Nevertheless, in the process of conversion, the disgust for sin and the fixing of the affections on God may be so intense as that there shall remain no outstanding liability to punishment. For the punishment which one suffers after the forgiveness of sin is necessary to bring the mind to cleave more firmly to good, — punishments being medicines, — as also for the observance of the order of justice in the punishment of the sinner. But love of God, especially when it is vehement and strong, is sufficient to establish man’s mind in good; and intense disgust for a past fault carries with it great sorrow for the same. Hence by the vehemence of the love of God and hatred for sin there is excluded any further need of satisfactory or purgatorial punishment.856856The very vehemence of love and sorrow, however, prompts this sort of penitent to make satisfaction by bodily penances: he will not indulge himself, or take his after-life easy; even if he thought all his obligations cancelled, he would still insist on paying more. And though the vehemence be not so great as totally to bar the punishment, nevertheless, the greater the vehemence, so much less of punishment will suffice.

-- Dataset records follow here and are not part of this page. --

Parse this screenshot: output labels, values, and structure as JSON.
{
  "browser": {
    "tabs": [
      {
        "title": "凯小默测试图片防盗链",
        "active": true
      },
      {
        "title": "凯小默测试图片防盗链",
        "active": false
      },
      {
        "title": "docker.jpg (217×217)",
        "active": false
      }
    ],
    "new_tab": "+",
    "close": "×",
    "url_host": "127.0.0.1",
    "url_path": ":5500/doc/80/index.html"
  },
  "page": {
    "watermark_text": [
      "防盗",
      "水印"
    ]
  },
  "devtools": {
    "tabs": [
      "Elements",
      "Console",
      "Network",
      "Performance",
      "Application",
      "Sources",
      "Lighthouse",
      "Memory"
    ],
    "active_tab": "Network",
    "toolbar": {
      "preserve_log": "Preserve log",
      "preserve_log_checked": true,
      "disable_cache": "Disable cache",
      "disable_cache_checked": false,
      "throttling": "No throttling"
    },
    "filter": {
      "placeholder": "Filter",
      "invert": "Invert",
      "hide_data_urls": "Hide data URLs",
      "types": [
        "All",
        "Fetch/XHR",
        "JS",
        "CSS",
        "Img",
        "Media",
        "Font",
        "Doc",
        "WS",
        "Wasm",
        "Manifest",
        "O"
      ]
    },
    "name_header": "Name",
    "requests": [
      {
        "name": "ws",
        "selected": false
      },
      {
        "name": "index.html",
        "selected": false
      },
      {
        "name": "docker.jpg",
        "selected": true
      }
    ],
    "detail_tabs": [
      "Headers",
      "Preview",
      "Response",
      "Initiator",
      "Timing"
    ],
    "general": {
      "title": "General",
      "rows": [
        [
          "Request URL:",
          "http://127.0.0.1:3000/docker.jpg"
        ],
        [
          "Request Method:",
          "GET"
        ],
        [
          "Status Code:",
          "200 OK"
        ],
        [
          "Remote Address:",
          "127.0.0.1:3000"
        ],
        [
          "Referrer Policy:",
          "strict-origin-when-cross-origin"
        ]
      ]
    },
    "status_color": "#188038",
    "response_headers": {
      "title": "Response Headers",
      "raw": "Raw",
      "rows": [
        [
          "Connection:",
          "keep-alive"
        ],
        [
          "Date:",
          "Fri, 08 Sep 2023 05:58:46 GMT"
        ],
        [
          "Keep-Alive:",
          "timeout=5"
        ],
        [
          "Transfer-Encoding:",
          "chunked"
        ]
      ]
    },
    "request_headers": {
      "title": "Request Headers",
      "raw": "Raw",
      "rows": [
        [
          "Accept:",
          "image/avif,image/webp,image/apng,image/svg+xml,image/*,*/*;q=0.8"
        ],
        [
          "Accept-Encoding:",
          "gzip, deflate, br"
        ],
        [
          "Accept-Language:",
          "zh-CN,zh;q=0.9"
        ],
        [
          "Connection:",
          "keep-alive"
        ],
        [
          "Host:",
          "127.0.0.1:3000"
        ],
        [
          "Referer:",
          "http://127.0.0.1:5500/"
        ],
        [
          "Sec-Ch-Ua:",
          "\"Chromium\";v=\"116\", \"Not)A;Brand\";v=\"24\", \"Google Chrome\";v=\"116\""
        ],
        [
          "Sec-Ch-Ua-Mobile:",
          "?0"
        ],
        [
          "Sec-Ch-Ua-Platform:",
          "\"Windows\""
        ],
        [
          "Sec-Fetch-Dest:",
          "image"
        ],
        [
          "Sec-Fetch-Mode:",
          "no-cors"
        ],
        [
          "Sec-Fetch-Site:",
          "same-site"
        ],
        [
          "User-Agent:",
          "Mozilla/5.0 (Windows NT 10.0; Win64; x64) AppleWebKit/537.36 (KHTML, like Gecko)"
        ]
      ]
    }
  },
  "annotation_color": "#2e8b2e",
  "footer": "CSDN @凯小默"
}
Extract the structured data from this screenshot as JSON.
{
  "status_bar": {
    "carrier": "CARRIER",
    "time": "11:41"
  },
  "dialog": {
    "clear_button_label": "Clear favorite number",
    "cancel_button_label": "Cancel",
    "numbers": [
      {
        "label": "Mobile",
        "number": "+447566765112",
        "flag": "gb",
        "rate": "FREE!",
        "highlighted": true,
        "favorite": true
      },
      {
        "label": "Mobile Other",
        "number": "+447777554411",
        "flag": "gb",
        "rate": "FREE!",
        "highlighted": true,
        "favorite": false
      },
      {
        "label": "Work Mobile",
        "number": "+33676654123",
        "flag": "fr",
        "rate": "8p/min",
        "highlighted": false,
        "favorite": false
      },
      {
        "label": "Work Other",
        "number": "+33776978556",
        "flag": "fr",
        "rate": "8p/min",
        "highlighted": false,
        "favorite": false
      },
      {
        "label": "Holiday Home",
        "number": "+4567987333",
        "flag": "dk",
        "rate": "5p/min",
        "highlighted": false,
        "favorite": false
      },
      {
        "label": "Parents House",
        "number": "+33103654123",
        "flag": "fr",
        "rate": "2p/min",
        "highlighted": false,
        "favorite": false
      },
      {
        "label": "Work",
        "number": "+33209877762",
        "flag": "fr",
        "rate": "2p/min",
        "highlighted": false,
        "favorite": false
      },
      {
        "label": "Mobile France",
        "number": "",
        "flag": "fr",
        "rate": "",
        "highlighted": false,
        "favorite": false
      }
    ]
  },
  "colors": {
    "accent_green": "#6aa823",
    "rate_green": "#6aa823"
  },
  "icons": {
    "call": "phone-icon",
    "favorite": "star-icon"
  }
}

But what we do through our friends we are reckoned to do of ourselves, inasmuch as friendship makes two one in heart, and this is especially true of the love of charity: therefore, as a man may make satisfaction to God of himself, so also may he do it through another, especially in case of necessity: for the punishment which his friend suffers on his account he reckons as his own punishment; and thus punishment is not wanting to him in that he has compassion for the sufferings of his friend, and that all the more for his being the cause of his friend’s suffering. And again the affection of charity in him who suffers for his friend makes his satisfaction more acceptable to God than it would be if he were suffering for his own doings: for the one is an effort of spontaneous charity, the other an acquiescence in necessity. Hence we learn that one man may make satisfaction for another, provided both of them be in charity. Hence the saying of the Apostle: Bear ye one another’s burdens, and so ye shall fulfil the law of Christ (Gal. vi, 2).